Lalu gambar menampilkan lagi setidak-tidaknya dua orang warga lagi yang dalam keadaan lemah berdarah dan terus ditendang dipukuli, bahkan diacungkan senjata tajam. Laporan langsung si reporter juga penuh dengan kata-kata dramatik. Bagaimana warga yang sudah lemah dipukuli, ditendang dan dibopong sekenanya bahkan diseret, Jelas menggambarkan betapa kasar dan kurang manusiawinya petugas Satpol PP.
Nafsu makan saya dan istri langsung jeblok karena gambar yang tampil berdarah-darah dan penuh kekerasan. Beberapa kali istri saya mengalihkan ke stasiun televisi lain. Namun karena saya penasaran sesekalipula saya kembali menonton saiaran langsung kerusuhan di Metro TV itu. Saya bersyukur karena nampaknya suasana yang ditampilkan mulai mereda. Satpol PP sudah tidak ngotot lagi merangsek kedalam Makam Mbah Priok. Gambar menampilkan satpol PP bergerumul menuju kendaraan yang membawa mereka ketempat itu.
Namun saya mulai risau lagi dan berpikir bahwa kerusuhan itu tak akan berakhir setelah reporter dilapangan mengatakan bahwa “….mereka ditarik mundur bukan untuk berhenti. Tetapi mereka hanya istirahat…”. Ini berarti setelah istirahat, Satpol PP kembali akan menyerbu, kerusuhan akan panjang. Tetapi karena saya harus kembali ke kantor, saya tidak tertatrik lagi untuk menonton siaran langsung dari Mtero TV itu yang juga disiarkan langsung oleh TV One.
Perkiraan saya ternyata benar, kerusuhan dan kekerasan di Tanjung Priok itu berbuntut panjang. Nampaknya warga di sekitar wilayah Koja marah setelah melihat ulah para satpol PP dari siaran langsung di televisi.
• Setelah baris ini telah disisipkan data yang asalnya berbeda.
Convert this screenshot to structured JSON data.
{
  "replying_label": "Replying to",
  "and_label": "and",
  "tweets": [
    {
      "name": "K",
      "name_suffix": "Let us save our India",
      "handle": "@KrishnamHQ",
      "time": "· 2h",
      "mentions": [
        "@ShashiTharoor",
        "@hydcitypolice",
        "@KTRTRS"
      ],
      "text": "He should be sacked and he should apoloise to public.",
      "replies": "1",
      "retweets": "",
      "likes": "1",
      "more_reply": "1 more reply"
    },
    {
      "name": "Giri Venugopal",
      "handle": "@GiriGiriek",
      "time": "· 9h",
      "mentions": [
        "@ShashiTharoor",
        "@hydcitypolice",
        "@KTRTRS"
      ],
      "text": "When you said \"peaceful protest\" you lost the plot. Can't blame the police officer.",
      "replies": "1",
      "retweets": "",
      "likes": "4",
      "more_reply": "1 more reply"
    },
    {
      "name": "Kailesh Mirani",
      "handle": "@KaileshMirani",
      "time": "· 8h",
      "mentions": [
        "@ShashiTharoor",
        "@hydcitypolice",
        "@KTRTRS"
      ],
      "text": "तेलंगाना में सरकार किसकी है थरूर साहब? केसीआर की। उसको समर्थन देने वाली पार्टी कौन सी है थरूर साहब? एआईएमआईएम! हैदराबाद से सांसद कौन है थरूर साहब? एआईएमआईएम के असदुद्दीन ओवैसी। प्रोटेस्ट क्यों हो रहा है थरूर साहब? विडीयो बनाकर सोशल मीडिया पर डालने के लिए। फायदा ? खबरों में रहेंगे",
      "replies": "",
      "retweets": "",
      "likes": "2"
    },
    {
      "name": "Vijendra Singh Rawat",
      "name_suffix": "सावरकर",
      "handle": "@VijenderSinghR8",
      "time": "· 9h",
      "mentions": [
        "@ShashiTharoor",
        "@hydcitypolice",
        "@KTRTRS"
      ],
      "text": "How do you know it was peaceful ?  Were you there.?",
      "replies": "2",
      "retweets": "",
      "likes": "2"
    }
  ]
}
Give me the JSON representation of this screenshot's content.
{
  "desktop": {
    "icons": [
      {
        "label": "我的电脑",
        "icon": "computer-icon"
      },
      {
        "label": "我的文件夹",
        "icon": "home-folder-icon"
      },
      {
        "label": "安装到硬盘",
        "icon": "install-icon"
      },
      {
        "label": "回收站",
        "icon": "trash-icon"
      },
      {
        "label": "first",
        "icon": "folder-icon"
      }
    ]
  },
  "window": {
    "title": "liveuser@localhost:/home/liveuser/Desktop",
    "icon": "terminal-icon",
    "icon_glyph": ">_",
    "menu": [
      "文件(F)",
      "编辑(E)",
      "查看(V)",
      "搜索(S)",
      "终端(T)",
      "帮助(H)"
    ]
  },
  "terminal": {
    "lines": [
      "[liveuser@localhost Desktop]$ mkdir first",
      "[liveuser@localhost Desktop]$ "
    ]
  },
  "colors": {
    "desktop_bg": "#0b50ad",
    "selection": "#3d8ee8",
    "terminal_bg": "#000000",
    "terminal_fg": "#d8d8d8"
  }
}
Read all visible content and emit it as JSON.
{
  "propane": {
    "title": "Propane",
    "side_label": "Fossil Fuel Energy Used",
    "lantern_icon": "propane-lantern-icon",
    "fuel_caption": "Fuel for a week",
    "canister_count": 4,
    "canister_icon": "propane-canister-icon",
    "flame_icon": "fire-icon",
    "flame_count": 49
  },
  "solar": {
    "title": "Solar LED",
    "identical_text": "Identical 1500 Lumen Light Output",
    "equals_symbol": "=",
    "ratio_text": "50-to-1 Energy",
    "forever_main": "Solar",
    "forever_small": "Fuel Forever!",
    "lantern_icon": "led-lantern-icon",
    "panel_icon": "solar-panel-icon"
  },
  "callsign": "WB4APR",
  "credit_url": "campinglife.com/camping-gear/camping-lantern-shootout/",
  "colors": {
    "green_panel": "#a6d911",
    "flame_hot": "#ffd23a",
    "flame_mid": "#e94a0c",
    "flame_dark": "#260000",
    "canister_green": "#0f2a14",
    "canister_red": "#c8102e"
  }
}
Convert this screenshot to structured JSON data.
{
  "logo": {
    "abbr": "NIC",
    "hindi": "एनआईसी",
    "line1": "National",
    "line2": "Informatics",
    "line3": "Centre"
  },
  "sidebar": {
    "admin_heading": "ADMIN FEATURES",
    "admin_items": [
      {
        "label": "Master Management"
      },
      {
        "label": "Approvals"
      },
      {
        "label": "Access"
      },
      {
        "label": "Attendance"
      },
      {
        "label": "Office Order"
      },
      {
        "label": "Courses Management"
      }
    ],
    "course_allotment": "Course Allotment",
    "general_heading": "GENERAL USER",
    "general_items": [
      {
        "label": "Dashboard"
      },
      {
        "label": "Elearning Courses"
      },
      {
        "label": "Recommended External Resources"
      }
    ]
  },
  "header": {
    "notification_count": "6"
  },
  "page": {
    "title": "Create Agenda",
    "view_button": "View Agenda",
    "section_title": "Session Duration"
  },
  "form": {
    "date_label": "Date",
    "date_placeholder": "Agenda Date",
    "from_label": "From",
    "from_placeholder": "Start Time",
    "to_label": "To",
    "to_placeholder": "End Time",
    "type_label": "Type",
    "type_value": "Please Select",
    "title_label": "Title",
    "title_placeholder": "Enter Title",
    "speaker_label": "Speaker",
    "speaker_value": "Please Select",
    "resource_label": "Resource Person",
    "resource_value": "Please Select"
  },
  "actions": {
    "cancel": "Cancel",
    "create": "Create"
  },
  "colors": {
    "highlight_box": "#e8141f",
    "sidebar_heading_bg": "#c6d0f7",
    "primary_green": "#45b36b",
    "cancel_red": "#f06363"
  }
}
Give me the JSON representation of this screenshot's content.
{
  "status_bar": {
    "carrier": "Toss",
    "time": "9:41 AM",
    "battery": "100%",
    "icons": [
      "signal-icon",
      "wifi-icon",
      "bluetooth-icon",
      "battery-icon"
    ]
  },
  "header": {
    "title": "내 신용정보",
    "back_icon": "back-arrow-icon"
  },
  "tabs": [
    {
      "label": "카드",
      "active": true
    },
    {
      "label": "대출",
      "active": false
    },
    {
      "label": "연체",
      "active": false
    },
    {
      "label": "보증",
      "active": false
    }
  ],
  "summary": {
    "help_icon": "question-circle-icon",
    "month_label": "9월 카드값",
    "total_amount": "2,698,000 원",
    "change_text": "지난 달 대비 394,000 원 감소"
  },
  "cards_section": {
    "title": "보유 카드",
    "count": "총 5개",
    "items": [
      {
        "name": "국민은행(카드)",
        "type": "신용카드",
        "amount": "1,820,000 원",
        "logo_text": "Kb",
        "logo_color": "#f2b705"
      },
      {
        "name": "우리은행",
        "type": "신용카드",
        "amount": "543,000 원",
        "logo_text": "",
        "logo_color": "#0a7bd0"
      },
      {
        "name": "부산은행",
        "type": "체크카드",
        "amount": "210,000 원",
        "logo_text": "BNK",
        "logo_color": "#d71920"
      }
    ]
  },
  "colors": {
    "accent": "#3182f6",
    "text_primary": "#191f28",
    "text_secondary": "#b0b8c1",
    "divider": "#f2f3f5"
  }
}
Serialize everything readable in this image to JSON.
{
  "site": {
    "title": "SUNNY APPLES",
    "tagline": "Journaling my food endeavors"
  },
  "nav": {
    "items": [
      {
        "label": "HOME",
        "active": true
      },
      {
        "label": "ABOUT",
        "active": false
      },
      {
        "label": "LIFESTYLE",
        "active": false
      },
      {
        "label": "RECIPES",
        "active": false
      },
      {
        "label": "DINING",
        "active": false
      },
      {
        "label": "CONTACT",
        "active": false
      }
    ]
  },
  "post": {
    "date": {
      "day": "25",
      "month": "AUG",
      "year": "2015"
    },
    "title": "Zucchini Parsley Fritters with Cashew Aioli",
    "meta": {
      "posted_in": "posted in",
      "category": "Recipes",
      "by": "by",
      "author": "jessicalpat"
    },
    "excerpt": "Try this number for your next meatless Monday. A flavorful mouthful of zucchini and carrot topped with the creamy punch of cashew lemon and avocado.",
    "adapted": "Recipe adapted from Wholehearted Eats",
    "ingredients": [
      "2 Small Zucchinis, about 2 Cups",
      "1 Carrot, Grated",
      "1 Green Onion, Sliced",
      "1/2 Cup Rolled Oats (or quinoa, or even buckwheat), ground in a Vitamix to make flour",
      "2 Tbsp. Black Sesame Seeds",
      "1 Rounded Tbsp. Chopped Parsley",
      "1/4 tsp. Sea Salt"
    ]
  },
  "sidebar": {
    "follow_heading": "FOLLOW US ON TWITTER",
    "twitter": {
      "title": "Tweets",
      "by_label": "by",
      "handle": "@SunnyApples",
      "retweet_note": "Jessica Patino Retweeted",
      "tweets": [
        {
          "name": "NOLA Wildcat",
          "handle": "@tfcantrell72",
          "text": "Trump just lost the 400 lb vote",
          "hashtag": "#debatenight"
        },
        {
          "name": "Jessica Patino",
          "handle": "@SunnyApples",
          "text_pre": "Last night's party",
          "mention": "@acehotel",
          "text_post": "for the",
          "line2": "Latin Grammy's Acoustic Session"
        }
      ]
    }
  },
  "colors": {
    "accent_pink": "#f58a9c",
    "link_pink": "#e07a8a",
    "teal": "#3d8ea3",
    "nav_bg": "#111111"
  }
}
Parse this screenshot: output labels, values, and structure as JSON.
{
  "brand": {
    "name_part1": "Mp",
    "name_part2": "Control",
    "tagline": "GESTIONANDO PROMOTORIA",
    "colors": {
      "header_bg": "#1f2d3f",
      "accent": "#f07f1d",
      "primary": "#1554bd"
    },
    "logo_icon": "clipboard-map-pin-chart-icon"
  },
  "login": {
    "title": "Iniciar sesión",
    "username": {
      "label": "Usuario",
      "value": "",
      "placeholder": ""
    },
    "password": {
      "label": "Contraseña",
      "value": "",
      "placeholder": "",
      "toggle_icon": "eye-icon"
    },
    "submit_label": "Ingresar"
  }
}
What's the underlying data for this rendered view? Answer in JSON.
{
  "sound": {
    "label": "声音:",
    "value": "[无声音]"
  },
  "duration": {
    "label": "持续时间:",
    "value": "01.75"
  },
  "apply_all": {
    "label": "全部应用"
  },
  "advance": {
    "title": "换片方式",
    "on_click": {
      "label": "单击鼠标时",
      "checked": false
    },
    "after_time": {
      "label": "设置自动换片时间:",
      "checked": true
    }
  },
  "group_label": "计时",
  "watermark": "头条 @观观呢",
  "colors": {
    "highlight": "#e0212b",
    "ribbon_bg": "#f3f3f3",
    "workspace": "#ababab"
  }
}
Gambar-gambar kekerasan lengkap dengan darah-darah yang tidak tersensor menjadi sarana provokasi yang sangat hebat yang memacu cepat amarah Warga.
Terlebih lagi kali ini yang sedang ingin digusur (menurut Pemda DKI di renovasi) adalah makam tokoh yang oleh warga disebut sebagai penyebar agama Islam berpengaruh di pesisir Utara Jakarta. Ini berarti persoalan ini berkaitan dengan soal keyakinan. Jelas soal agama pastilah akan menjadi pemicu paling cepat kemarahan warga.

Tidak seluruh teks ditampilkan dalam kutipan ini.